Omicidio Cervia, uccise il padre ma la perizia 'scagiona' il ragazzino di 14 anni

Il consulente Ariatti: "Era incapace di intendere e di volere in quel momento"

FERMATO A fermare il 14enne, qualche ora dopo la tragedia, erano stati i carabinieri

FERMATO A fermare il 14enne, qualche ora dopo la tragedia, erano stati i carabinieri

Cervia (Ravenna), 6 giugno 2019 - Deve rispondere dell’omicidio volontario pluriaggravato del padre. Una chiusura d’indagine con un giudizio immediato quella decisa per il 14enne che nella notte del 3 gennaio scorso, durante un gioco, accoltellò a morte il genitore ultracinquantenne nel loro appartamento di Cervia. L’esito del procedimento, dovrà però fare i conti con un preciso dato medico: la perizia affidata allo psichiatra bolognese Renato Ariatti, ha infatti stabilito che il ragazzino era incapace d’intendere e volere al momento dell’accaduto. Appare dunque tracciato l’esito del processo che per rito abbreviato – come chiesto dall’avvocato difensore Sandra Vannucci – verrà celebrato a metà luglio. In quella sede, i giudici del tribunale dei Minorenni di Bologna, si porranno semmai interrogativi sulla eventuale pericolosità sociale del giovale il quale continua a rimanere nella idonea struttura in cui era stato portato dopo l’accaduto.

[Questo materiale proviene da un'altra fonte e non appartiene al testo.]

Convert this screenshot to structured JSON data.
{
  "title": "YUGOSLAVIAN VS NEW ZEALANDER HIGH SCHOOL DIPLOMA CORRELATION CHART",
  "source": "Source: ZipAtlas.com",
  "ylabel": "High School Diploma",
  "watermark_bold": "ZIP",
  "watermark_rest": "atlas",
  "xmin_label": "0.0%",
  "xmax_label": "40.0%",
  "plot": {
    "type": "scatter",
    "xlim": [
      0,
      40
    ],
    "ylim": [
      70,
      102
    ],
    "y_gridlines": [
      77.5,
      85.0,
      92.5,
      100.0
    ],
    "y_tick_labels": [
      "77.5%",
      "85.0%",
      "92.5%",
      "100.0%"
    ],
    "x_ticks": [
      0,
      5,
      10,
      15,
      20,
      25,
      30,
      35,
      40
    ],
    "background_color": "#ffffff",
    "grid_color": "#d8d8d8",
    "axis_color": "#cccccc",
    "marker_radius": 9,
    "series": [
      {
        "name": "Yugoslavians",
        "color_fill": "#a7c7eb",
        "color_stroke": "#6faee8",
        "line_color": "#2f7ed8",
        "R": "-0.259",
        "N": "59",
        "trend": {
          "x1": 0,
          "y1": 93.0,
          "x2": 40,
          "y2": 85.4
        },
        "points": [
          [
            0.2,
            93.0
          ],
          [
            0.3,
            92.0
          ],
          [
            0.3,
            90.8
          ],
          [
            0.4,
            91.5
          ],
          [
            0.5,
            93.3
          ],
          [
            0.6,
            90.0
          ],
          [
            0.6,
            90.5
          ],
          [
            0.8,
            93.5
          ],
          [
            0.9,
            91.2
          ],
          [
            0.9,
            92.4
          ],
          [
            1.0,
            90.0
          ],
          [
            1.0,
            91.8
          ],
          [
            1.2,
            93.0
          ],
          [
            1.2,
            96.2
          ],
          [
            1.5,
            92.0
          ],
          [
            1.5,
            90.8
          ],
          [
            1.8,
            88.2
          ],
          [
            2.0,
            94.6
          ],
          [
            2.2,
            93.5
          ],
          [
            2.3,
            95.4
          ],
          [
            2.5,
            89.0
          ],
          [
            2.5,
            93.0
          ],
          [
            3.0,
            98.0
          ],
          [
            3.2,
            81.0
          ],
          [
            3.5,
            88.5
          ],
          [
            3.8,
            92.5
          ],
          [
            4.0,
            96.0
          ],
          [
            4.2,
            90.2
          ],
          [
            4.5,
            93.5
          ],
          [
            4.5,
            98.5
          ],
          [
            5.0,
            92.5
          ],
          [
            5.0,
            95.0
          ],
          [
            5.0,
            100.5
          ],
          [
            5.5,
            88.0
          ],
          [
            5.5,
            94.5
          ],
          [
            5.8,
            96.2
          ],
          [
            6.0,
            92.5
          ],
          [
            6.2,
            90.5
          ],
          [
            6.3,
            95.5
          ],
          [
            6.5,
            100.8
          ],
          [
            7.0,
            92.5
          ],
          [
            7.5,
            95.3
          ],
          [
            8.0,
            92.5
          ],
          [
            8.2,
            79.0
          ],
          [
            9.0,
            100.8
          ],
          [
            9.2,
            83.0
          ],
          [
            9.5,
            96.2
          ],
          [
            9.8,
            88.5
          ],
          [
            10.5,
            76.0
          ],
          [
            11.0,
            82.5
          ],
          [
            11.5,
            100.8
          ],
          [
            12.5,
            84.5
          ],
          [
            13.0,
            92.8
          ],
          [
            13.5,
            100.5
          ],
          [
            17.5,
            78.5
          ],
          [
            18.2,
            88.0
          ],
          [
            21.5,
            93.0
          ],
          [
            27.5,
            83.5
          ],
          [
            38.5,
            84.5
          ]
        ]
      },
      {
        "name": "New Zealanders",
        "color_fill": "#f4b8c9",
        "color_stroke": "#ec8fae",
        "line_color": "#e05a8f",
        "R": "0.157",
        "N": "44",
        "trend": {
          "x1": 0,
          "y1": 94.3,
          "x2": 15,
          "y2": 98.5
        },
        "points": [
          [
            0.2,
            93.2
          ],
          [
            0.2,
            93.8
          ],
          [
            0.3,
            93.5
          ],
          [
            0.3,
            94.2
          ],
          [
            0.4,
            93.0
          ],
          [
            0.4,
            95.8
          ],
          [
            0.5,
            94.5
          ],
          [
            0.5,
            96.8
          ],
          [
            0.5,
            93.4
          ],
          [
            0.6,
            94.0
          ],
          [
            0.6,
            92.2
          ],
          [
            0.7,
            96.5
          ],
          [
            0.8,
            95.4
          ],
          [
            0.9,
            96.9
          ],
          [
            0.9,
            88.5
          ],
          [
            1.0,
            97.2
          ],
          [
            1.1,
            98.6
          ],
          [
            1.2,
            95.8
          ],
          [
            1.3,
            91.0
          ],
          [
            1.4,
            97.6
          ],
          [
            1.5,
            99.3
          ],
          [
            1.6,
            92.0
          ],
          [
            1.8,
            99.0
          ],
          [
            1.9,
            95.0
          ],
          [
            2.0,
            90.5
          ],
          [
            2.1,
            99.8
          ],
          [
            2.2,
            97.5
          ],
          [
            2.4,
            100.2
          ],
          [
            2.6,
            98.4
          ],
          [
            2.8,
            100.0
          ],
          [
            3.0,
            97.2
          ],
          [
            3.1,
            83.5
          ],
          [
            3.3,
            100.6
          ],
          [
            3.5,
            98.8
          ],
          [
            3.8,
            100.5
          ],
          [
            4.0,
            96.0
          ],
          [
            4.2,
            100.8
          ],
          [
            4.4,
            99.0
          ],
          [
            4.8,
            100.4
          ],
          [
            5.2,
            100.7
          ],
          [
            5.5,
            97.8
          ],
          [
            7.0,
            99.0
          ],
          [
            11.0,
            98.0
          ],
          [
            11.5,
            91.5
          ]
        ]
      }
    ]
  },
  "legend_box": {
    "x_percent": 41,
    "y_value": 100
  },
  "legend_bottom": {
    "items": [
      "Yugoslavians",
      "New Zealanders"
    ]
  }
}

Da tempo il ragazzino risultava segnato da disturbi psichici tanto da essere seguito da un medico. Nonostante ciò, secondo chi lo conosce, non era mai stato in passato aggressivo o pericoloso. Il suo stesso racconto al pm Emiliano Arcelli – giunto quella notte apposta a Cervia per interrogarlo –, tra frasi frammentate e sguardi verso il soffitto, aveva dato conto del suo disagio personale. Versioni contraddittorie le sue, sospese tra gesto involontario e istintivo e al tempo stesso di autodifesa.

Probabile insomma che non avesse affatto inteso che il padre, per scherzo, nell’ambito di un normale gioco domestico stava impugnando quella mazza da baseball, peraltro giocattolo, regalatagli giusto il giorno prima. E così verso le 22.10 di quella notte, un giovedì, con un gesto che aveva magari visto fare in uno dei film sui ninja giapponesi, aveva impugnato un coltello da cucina. Una lama di 12 centimetri e mezzo, di quelle da bistecca insomma: e poi aveva menato un unico fendente al petto. Tanto era bastato per ferire il padre a morte e proprio sotto agli occhi della madre, seduta sul divano pochi metri più in là. L’uomo era deceduto nel corso della notte giungendo ormai privo di vita al Bufalini di Cesena (l’avvenuto decesso era stato stato accertato all’1.50).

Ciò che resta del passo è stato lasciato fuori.